Все мы юношами вспыхивали, — продолжает Пастернак, — при виде безнаказанно торжествовавшей низости, втаптывания в грязь человека человеком, поругания женской чести. Однако как быстро проходила эта горячка.
Но каких безмерных последствий достигают, когда, не изменив ни разу в жизни огню этого негодования, проходят до конца мимо всех видов мелкой жалости по отдельным поводам к общей цели устранения всего извращения в целом и установления порядка, в котором это зло было бы немыслимо, невозникаемо, неповторимо![274]
Это вновь как в стихах:
Здесь проходит тонкая смычка поэта Пастернака и большевика-ленинца Бухарина. Ведь Пастернак искренно верил в то, что их революционные порывы выросли именно из жажды рыцарства и справедливости.

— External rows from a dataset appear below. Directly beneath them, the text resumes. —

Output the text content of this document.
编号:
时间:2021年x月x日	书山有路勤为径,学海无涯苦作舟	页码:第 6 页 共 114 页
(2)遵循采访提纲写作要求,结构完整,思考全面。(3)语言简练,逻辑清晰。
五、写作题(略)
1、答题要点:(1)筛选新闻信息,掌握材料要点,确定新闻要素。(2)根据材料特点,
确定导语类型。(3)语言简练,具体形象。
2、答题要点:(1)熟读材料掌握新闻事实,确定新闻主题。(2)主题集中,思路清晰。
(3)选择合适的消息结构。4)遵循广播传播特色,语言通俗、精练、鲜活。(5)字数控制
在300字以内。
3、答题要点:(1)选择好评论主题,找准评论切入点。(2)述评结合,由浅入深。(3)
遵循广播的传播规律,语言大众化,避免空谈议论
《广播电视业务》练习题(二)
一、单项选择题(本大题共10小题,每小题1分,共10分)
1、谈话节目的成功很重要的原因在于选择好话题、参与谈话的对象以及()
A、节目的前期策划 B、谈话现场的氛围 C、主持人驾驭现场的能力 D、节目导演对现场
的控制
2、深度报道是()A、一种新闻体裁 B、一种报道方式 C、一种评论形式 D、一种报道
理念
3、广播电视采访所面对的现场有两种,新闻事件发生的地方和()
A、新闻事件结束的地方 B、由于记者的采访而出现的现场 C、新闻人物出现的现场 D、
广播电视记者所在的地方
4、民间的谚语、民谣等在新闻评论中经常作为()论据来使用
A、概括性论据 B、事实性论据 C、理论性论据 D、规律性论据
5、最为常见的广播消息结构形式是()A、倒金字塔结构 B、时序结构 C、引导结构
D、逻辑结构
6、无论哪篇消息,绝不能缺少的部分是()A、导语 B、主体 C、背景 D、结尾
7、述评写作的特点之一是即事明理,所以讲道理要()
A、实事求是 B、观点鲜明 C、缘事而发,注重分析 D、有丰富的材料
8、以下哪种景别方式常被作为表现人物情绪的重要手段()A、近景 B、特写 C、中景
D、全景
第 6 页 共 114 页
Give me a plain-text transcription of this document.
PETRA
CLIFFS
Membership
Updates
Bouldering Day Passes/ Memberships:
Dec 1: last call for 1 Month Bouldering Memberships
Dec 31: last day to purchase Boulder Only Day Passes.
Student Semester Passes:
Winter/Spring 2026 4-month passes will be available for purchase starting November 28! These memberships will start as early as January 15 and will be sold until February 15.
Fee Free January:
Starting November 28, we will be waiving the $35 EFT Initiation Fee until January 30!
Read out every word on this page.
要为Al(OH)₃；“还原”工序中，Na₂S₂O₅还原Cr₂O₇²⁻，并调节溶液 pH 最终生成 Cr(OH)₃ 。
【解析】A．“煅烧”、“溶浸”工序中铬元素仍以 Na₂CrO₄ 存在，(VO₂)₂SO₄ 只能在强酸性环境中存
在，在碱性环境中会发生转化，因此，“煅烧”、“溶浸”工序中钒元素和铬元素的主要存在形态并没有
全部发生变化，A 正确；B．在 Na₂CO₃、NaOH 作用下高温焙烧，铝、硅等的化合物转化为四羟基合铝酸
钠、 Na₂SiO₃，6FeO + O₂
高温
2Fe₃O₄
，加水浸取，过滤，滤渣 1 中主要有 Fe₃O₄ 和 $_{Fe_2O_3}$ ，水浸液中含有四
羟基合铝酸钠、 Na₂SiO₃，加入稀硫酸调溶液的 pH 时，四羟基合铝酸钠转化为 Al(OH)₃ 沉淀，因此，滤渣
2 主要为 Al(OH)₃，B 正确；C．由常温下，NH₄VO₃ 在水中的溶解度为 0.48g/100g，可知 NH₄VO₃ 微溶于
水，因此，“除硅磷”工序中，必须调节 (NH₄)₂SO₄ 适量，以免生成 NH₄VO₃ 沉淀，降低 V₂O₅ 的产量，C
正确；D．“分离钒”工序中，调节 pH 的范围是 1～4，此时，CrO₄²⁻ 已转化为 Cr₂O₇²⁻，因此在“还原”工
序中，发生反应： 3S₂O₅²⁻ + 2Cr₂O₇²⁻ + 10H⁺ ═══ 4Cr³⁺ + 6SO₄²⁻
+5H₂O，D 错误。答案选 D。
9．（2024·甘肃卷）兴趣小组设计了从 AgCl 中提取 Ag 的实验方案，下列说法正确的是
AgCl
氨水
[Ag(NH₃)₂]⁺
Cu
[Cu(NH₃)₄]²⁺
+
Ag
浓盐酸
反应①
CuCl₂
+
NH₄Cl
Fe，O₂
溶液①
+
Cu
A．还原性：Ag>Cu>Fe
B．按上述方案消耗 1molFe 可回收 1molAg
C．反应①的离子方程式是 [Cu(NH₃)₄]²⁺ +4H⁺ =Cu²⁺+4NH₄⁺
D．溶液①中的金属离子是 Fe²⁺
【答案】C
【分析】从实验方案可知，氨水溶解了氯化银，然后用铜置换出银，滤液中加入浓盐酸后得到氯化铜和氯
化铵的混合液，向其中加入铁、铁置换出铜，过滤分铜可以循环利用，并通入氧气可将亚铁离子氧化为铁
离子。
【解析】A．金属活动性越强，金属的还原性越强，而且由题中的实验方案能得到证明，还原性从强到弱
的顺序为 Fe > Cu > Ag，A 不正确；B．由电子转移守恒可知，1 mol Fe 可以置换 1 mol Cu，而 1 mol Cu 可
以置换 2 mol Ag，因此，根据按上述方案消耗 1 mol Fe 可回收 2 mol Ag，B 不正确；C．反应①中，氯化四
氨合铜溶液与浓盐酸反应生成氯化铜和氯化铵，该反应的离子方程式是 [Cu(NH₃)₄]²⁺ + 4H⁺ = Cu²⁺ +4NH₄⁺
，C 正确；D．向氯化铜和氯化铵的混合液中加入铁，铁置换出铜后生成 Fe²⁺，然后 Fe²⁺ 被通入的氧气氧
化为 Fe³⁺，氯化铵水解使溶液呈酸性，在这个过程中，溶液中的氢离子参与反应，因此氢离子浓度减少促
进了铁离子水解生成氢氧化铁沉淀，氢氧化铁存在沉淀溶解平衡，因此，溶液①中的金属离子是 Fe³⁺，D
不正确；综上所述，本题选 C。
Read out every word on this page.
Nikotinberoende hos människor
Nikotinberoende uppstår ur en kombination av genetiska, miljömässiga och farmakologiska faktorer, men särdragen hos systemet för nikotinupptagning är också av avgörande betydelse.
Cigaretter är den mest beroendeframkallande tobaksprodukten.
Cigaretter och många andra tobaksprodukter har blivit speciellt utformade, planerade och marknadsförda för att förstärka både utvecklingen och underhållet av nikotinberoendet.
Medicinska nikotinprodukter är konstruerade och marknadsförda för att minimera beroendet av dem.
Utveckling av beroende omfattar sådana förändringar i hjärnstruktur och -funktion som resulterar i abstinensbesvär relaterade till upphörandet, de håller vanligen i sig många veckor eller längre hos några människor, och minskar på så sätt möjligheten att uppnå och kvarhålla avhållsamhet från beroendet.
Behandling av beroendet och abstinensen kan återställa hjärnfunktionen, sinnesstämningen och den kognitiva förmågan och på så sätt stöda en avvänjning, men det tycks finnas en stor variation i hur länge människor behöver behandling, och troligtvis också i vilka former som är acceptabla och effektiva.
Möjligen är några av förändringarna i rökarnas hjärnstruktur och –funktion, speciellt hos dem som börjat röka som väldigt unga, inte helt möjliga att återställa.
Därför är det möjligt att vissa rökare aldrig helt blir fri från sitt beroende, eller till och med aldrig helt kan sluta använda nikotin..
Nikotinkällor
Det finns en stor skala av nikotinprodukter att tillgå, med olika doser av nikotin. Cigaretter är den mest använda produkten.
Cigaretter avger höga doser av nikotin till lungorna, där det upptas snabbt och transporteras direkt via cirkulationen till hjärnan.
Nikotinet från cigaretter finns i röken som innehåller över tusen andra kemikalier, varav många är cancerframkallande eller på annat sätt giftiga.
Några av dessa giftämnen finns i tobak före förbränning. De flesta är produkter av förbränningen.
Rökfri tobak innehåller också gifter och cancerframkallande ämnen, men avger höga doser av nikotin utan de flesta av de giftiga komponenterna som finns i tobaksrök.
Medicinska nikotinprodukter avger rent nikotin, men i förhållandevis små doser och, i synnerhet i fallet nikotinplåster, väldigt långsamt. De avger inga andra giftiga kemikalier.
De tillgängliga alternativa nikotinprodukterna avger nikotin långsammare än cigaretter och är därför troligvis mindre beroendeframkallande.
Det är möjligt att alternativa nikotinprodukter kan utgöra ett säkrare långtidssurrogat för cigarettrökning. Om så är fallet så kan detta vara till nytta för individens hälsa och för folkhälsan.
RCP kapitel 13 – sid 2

В черновиках романа «Доктор Живаго» есть слова, посвященные таким революционерам: «Как он любил всегда этих людей, убеждения и дела, фанатиков революции и религии! И как никогда, никогда не задавался целью уподобиться им и последовать за ними»[275].
Вот в чем дело. Он и его любимый герой Живаго, не имеющий сил изменить ход вещей, наблюдающий за движением стихии, стремится к недосягаемому Идеалу (потому Живаго и уважает Стрельникова, за подобное стремление к Идеалу), и хотя стихия сминает Живаго, но она бессильна уничтожить его дух. Пастернак и Живаго в противоположность великому хаосу способны в одиночку выходить на подмостки истории; для них остается абсолютной — личная свобода, ответственность, совесть, раскаяние.
Но верил ли Пастернак, когда писал эти строки Фадееву, в то, что «зло невозникаемо, немыслимо, неповторимо, когда проходишь к общей цели, не замечая всех видов мелкой жалости?» Да, в момент общей экзальтации, переживаемой всей страной, он, безусловно попадал в ее огромное энергетическое поле. Вместе со всеми был оглушен общим горем. И как поэт был увлечен дописыванием последних черт Великой Утопии, Великого Проекта, который, как он, безусловно, понимал, заканчивался вместе со смертью Сталина.
Даже в тот высокий момент Пастернаку все равно никуда было не деться от конкретного зла, которое шлейфом тянулось за титанической фигурой Сталина. Наверное, поэтому Пастернак и посылает это письмо именно Фадееву, а не кому-то из близких и друзей; с ним он может говорить о Сталине отвлеченно и в то же время доброжелательно, зная отношение Фадеева к вождю. Несмотря на глубокие рассуждения этого письма, нельзя не отметить, что Пастернак поддался, был подхвачен общей волной горя, но увидел все абсолютно по-своему.
В то же время нельзя отрицать, что между Пастернаком и Сталиным существовали невидимые узы, о чем уже много написано. Письма и личные просьбы Пастернака доходили до Сталина и иногда имели ответ. Возможно, Пастернак, как и многие из его окружения, не предполагал, что Сталин лично ответственен за террор; все-таки информация об этом стала доступной только после XX съезда, в понимании многих людей этого поколения, террор осуществляла безличная охранительная машина, сметающая все на своем ходу. А Сталин всякий раз умел убедить общество, что эта машина выходит из-под контроля, но он могучим движением останавливает ее на полном ходу.
И все-таки спустя только год в письме к Ольге Фрейденберг Пастернак напишет:
Не страдай за меня, пожалуйста, не думай, что я терплю несправедливость, что я недооценен. Удивительно, как уцелел я за те страшные годы. Уму непостижимо, что я себе позволял!! Судьба моя ело-жилась именно так, как я сам ее сложил. Я многое предвидел, а главное, я многого не в силах был принять, — я многое предвидел, но запасся терпением не на такой долгий срок, как нужно. И, как я писал тебе, время мое еще далеко[276].